Charles Édouard[3] se porta alors sur le front des Mac-Ivor ; là, il mit pied à terre, demanda un verre d’eau-de-vie de la cantine du vieux Ballenkeiroch, et marcha environ un demi-mille avec eux, s’enquérant de l’histoire et des alliances de Sliochd Mac-Ivor, plaçant adroitement le peu de mots gaëliques qu’il savait, témoignant un grand désir de l’apprendre à fond. Il remonta ensuite à cheval, et galopa vers la cavalerie du baron, qui était à l’avant-garde ; il fit faire halte, il examina l’équipement des soldats, l’état de la discipline ; il adressa la parole aux principaux officiers, et même à plusieurs cadets ; il leur demanda des nouvelles de leurs femmes et fit l’éloge de leurs chevaux ; il fit route environ une heure avec le baron Bradwardine, et en supporta patiemment trois longues histoires sur le feld-maréchal duc de Berwick.
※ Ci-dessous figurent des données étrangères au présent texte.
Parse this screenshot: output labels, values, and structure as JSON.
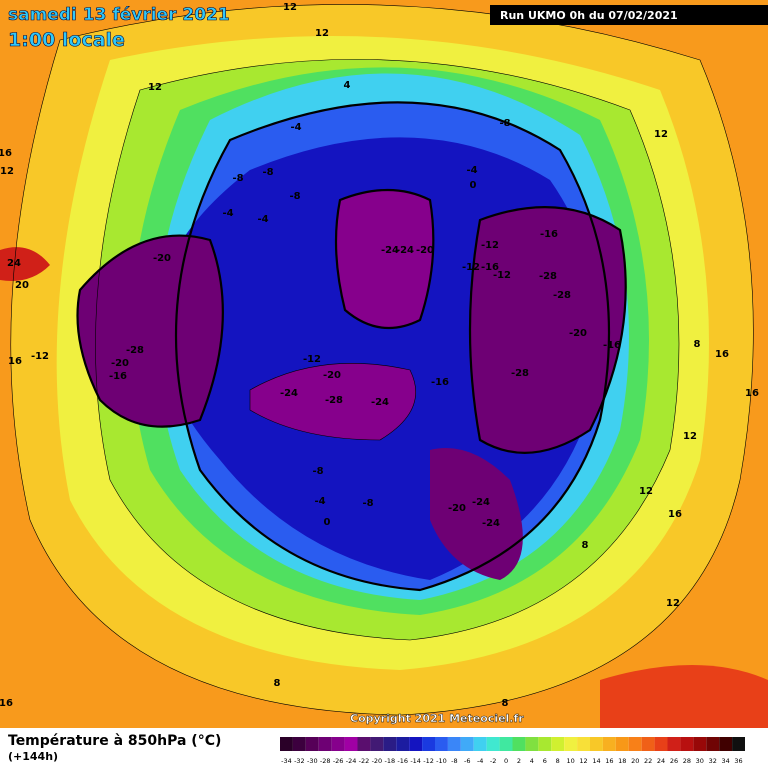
{
  "header": {
    "title": "samedi 13 février 2021",
    "subtitle": "1:00 locale",
    "run": "Run UKMO 0h du 07/02/2021"
  },
  "map": {
    "copyright": "Copyright 2021 Meteociel.fr",
    "labels": [
      "12",
      "12",
      "4",
      "12",
      "16",
      "12",
      "12",
      "-8",
      "-4",
      "-8",
      "-8",
      "-8",
      "-4",
      "-4",
      "-4",
      "0",
      "24",
      "20",
      "-20",
      "-24",
      "-24",
      "-20",
      "-12",
      "-16",
      "-12",
      "-16",
      "-12",
      "-28",
      "-28",
      "-20",
      "-16",
      "8",
      "16",
      "16",
      "-12",
      "-28",
      "-20",
      "-16",
      "-12",
      "-20",
      "-16",
      "-28",
      "-24",
      "-28",
      "-24",
      "16",
      "12",
      "-8",
      "-4",
      "-8",
      "0",
      "-24",
      "-20",
      "-24",
      "12",
      "16",
      "8",
      "12",
      "8",
      "8",
      "16"
    ]
  },
  "legend": {
    "title": "Température à 850hPa (°C)",
    "lead": "(+144h)",
    "values": [
      -34,
      -32,
      -30,
      -28,
      -26,
      -24,
      -22,
      -20,
      -18,
      -16,
      -14,
      -12,
      -10,
      -8,
      -6,
      -4,
      -2,
      0,
      2,
      4,
      6,
      8,
      10,
      12,
      14,
      16,
      18,
      20,
      22,
      24,
      26,
      28,
      30,
      32,
      34,
      36
    ],
    "colors": [
      "#2a0028",
      "#3c003e",
      "#560058",
      "#6e0074",
      "#86008c",
      "#a000a4",
      "#5a0e6e",
      "#421a74",
      "#2a1c86",
      "#1c1ca0",
      "#1414c0",
      "#1a3ae0",
      "#2a5cf0",
      "#3a86f8",
      "#40aaf8",
      "#40d0f0",
      "#40e8d0",
      "#40e8a0",
      "#50e060",
      "#80e040",
      "#a8e830",
      "#d0f030",
      "#f0f040",
      "#f8e038",
      "#f8c828",
      "#f8b020",
      "#f89818",
      "#f88018",
      "#f06018",
      "#e84018",
      "#d02018",
      "#b81010",
      "#980808",
      "#700404",
      "#400000",
      "#101010"
    ]
  }
}
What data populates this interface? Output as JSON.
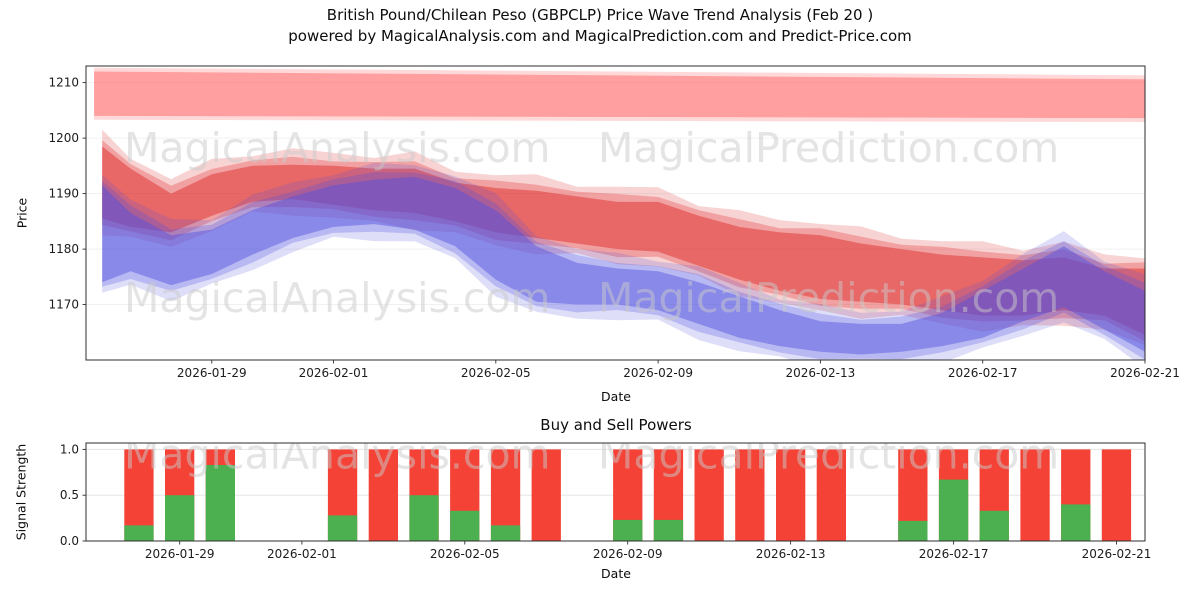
{
  "title": {
    "line1": "British Pound/Chilean Peso (GBPCLP) Price Wave Trend Analysis (Feb 20 )",
    "line2": "powered by MagicalAnalysis.com and MagicalPrediction.com and Predict-Price.com"
  },
  "watermarks": {
    "left": "MagicalAnalysis.com",
    "right": "MagicalPrediction.com"
  },
  "chart_data": [
    {
      "name": "price-wave-chart",
      "type": "area",
      "title": "",
      "xlabel": "Date",
      "ylabel": "Price",
      "x_unit": "days since 2026-01-26",
      "xlim": [
        -0.1,
        26.0
      ],
      "ylim": [
        1160,
        1213
      ],
      "grid": true,
      "legend": "none",
      "yticks": [
        {
          "v": 1170,
          "label": "1170"
        },
        {
          "v": 1180,
          "label": "1180"
        },
        {
          "v": 1190,
          "label": "1190"
        },
        {
          "v": 1200,
          "label": "1200"
        },
        {
          "v": 1210,
          "label": "1210"
        }
      ],
      "xticks": [
        {
          "d": 3,
          "label": "2026-01-29"
        },
        {
          "d": 6,
          "label": "2026-02-01"
        },
        {
          "d": 10,
          "label": "2026-02-05"
        },
        {
          "d": 14,
          "label": "2026-02-09"
        },
        {
          "d": 18,
          "label": "2026-02-13"
        },
        {
          "d": 22,
          "label": "2026-02-17"
        },
        {
          "d": 26,
          "label": "2026-02-21"
        }
      ],
      "bands": [
        {
          "name": "upper-resistance-zone",
          "style": "zone",
          "color": "#ff6666",
          "alpha": 0.5,
          "points": [
            [
              0.1,
              1204.0,
              1212.0
            ],
            [
              13.0,
              1203.8,
              1211.3
            ],
            [
              26.1,
              1203.6,
              1210.6
            ]
          ]
        },
        {
          "name": "bearish-wave-band",
          "style": "band",
          "color": "#e03030",
          "alpha": 0.5,
          "points": [
            [
              0.3,
              1185.5,
              1198.5
            ],
            [
              1,
              1184,
              1194.5
            ],
            [
              2,
              1183,
              1190
            ],
            [
              3,
              1186,
              1193.5
            ],
            [
              4,
              1188.5,
              1195
            ],
            [
              5,
              1189,
              1195.2
            ],
            [
              6,
              1188,
              1195
            ],
            [
              7,
              1187,
              1194.5
            ],
            [
              8,
              1186.5,
              1194.5
            ],
            [
              9,
              1185,
              1192
            ],
            [
              10,
              1183,
              1191
            ],
            [
              11,
              1182,
              1190.5
            ],
            [
              12,
              1181,
              1189.5
            ],
            [
              13,
              1180,
              1188.5
            ],
            [
              14,
              1179.5,
              1188.5
            ],
            [
              15,
              1177,
              1186
            ],
            [
              16,
              1174.5,
              1184
            ],
            [
              17,
              1172.5,
              1183
            ],
            [
              18,
              1171,
              1182.5
            ],
            [
              19,
              1170.5,
              1181
            ],
            [
              20,
              1170,
              1180
            ],
            [
              21,
              1169,
              1179
            ],
            [
              22,
              1168,
              1178.5
            ],
            [
              23,
              1168,
              1178
            ],
            [
              24,
              1169,
              1178.5
            ],
            [
              25,
              1168,
              1176.5
            ],
            [
              26,
              1164.5,
              1176.5
            ]
          ]
        },
        {
          "name": "bullish-wave-band",
          "style": "band",
          "color": "#5050e0",
          "alpha": 0.45,
          "points": [
            [
              0.3,
              1174,
              1191.5
            ],
            [
              1,
              1176,
              1186.5
            ],
            [
              2,
              1173.5,
              1182.5
            ],
            [
              3,
              1175.5,
              1183.5
            ],
            [
              4,
              1179,
              1187
            ],
            [
              5,
              1182,
              1189.5
            ],
            [
              6,
              1184,
              1191.5
            ],
            [
              7,
              1184.5,
              1192.5
            ],
            [
              8,
              1183.5,
              1193
            ],
            [
              9,
              1180.5,
              1191
            ],
            [
              10,
              1174.5,
              1187
            ],
            [
              11,
              1170.5,
              1180.5
            ],
            [
              12,
              1170,
              1177.5
            ],
            [
              13,
              1170,
              1176.5
            ],
            [
              14,
              1169,
              1176
            ],
            [
              15,
              1166.5,
              1174
            ],
            [
              16,
              1164,
              1171.5
            ],
            [
              17,
              1162.5,
              1169
            ],
            [
              18,
              1161.5,
              1167
            ],
            [
              19,
              1161,
              1166.5
            ],
            [
              20,
              1161.5,
              1166.5
            ],
            [
              21,
              1162.5,
              1168.5
            ],
            [
              22,
              1164,
              1172.5
            ],
            [
              23,
              1167,
              1176.5
            ],
            [
              24,
              1169.5,
              1180.5
            ],
            [
              25,
              1165.5,
              1176
            ],
            [
              26,
              1161.5,
              1172.5
            ]
          ]
        }
      ]
    },
    {
      "name": "buy-sell-powers-chart",
      "type": "bar",
      "title": "Buy and Sell Powers",
      "xlabel": "Date",
      "ylabel": "Signal Strength",
      "x_unit": "days since 2026-01-26",
      "xlim": [
        0.7,
        26.7
      ],
      "ylim": [
        0,
        1.07
      ],
      "grid": true,
      "bar_width_days": 0.72,
      "colors": {
        "sell": "#f44336",
        "buy": "#4caf50"
      },
      "yticks": [
        {
          "v": 0.0,
          "label": "0.0"
        },
        {
          "v": 0.5,
          "label": "0.5"
        },
        {
          "v": 1.0,
          "label": "1.0"
        }
      ],
      "xticks": [
        {
          "d": 3,
          "label": "2026-01-29"
        },
        {
          "d": 6,
          "label": "2026-02-01"
        },
        {
          "d": 10,
          "label": "2026-02-05"
        },
        {
          "d": 14,
          "label": "2026-02-09"
        },
        {
          "d": 18,
          "label": "2026-02-13"
        },
        {
          "d": 22,
          "label": "2026-02-17"
        },
        {
          "d": 26,
          "label": "2026-02-21"
        }
      ],
      "bars": [
        {
          "date": "2026-01-28",
          "day": 2,
          "sell": 1.0,
          "buy": 0.17
        },
        {
          "date": "2026-01-29",
          "day": 3,
          "sell": 1.0,
          "buy": 0.5
        },
        {
          "date": "2026-01-30",
          "day": 4,
          "sell": 1.0,
          "buy": 0.83
        },
        {
          "date": "2026-02-02",
          "day": 7,
          "sell": 1.0,
          "buy": 0.28
        },
        {
          "date": "2026-02-03",
          "day": 8,
          "sell": 1.0,
          "buy": 0.0
        },
        {
          "date": "2026-02-04",
          "day": 9,
          "sell": 1.0,
          "buy": 0.5
        },
        {
          "date": "2026-02-05",
          "day": 10,
          "sell": 1.0,
          "buy": 0.33
        },
        {
          "date": "2026-02-06",
          "day": 11,
          "sell": 1.0,
          "buy": 0.17
        },
        {
          "date": "2026-02-07",
          "day": 12,
          "sell": 1.0,
          "buy": 0.0
        },
        {
          "date": "2026-02-09",
          "day": 14,
          "sell": 1.0,
          "buy": 0.23
        },
        {
          "date": "2026-02-10",
          "day": 15,
          "sell": 1.0,
          "buy": 0.23
        },
        {
          "date": "2026-02-11",
          "day": 16,
          "sell": 1.0,
          "buy": 0.0
        },
        {
          "date": "2026-02-12",
          "day": 17,
          "sell": 1.0,
          "buy": 0.0
        },
        {
          "date": "2026-02-13",
          "day": 18,
          "sell": 1.0,
          "buy": 0.0
        },
        {
          "date": "2026-02-14",
          "day": 19,
          "sell": 1.0,
          "buy": 0.0
        },
        {
          "date": "2026-02-16",
          "day": 21,
          "sell": 1.0,
          "buy": 0.22
        },
        {
          "date": "2026-02-17",
          "day": 22,
          "sell": 1.0,
          "buy": 0.67
        },
        {
          "date": "2026-02-18",
          "day": 23,
          "sell": 1.0,
          "buy": 0.33
        },
        {
          "date": "2026-02-19",
          "day": 24,
          "sell": 1.0,
          "buy": 0.0
        },
        {
          "date": "2026-02-20",
          "day": 25,
          "sell": 1.0,
          "buy": 0.4
        },
        {
          "date": "2026-02-21",
          "day": 26,
          "sell": 1.0,
          "buy": 0.0
        }
      ]
    }
  ]
}
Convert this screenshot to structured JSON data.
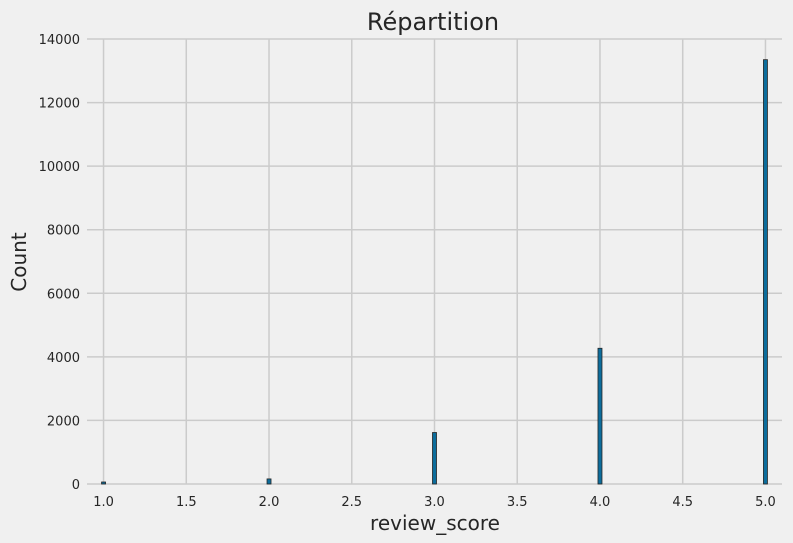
{
  "chart_data": {
    "type": "bar",
    "title": "Répartition",
    "xlabel": "review_score",
    "ylabel": "Count",
    "xlim": [
      0.9,
      5.1
    ],
    "ylim": [
      0,
      14000
    ],
    "x_ticks": [
      "1.0",
      "1.5",
      "2.0",
      "2.5",
      "3.0",
      "3.5",
      "4.0",
      "4.5",
      "5.0"
    ],
    "y_ticks": [
      "0",
      "2000",
      "4000",
      "6000",
      "8000",
      "10000",
      "12000",
      "14000"
    ],
    "grid": true,
    "bars": [
      {
        "x": 1.0,
        "value": 40
      },
      {
        "x": 2.0,
        "value": 160
      },
      {
        "x": 3.0,
        "value": 1620
      },
      {
        "x": 4.0,
        "value": 4270
      },
      {
        "x": 5.0,
        "value": 13350
      }
    ],
    "bar_color": "#0c6d9c",
    "bar_edge_color": "#262626",
    "background": "#f0f0f0",
    "grid_color": "#cbcbcb"
  }
}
« Ah ! Beaujeu, mon cher ami, dit-il en reprenant la place qu’il occupait ordinairement quand l’armée était en marche, que mon métier de prince errant est plein d’ennui parfois ! mais courage : c’est le grand jeu après tout. »


  1. Dans le roman anglais le prince parle français et correctement, à deux mots prés. M. de Beaujeu parle un français mêlé de quelques mots anglais défigurés. Il était difficile de reproduire dans la traduction le comique un peu bouffon de cette scène. Nous n’espérons pas y avoir réussi. Les bons Français, par orgueil national se consoleront de rire un peu moins aux dépens de notre compatriote M. de Beaujeu. a. m.
  2. Il y a dans le texte donnerait ; et à la fin du chapitre le prince dit que mon métier de prince est ennuyant pour ennuyeux. Voilà les deux fautes de français que nous avons à reprocher à Son Altesse. a. m.
  3. On a reproché à l’auteur de Waverley d’avoir peint ce jeune aventurier sous des couleurs plus aimables qu’il ne le méritait ; mais l’auteur ayant connu plusieurs individus qui avaient été attachés de très près à sa personne, a tracé son portrait d’après ce que ces témoins oculaires lui avaient raconté du caractère et des qualités du Prétendant. Il faut sans doute attribuer quelque chose à l’exagération naturelle de ceux qui se le rappelaient comme le brave et aventureux prince au service duquel ils avaient affronté la mort ; mais leurs témoignages doivent-ils être étouffés par ceux d’un seul mécontent ?
    Si le prince Charles avait terminé sa vie immédiatement après sa fuite miraculeuse, sa réputation dans l’histoire eût été des plus éclatantes. Telle qu’elle est, cette réputation le place au nombre de ceux dont la vie n’a eu qu’une époque brillante, laquelle forme un contraste frappant avec tout ce qui précède et tout ce qui suit. a. m.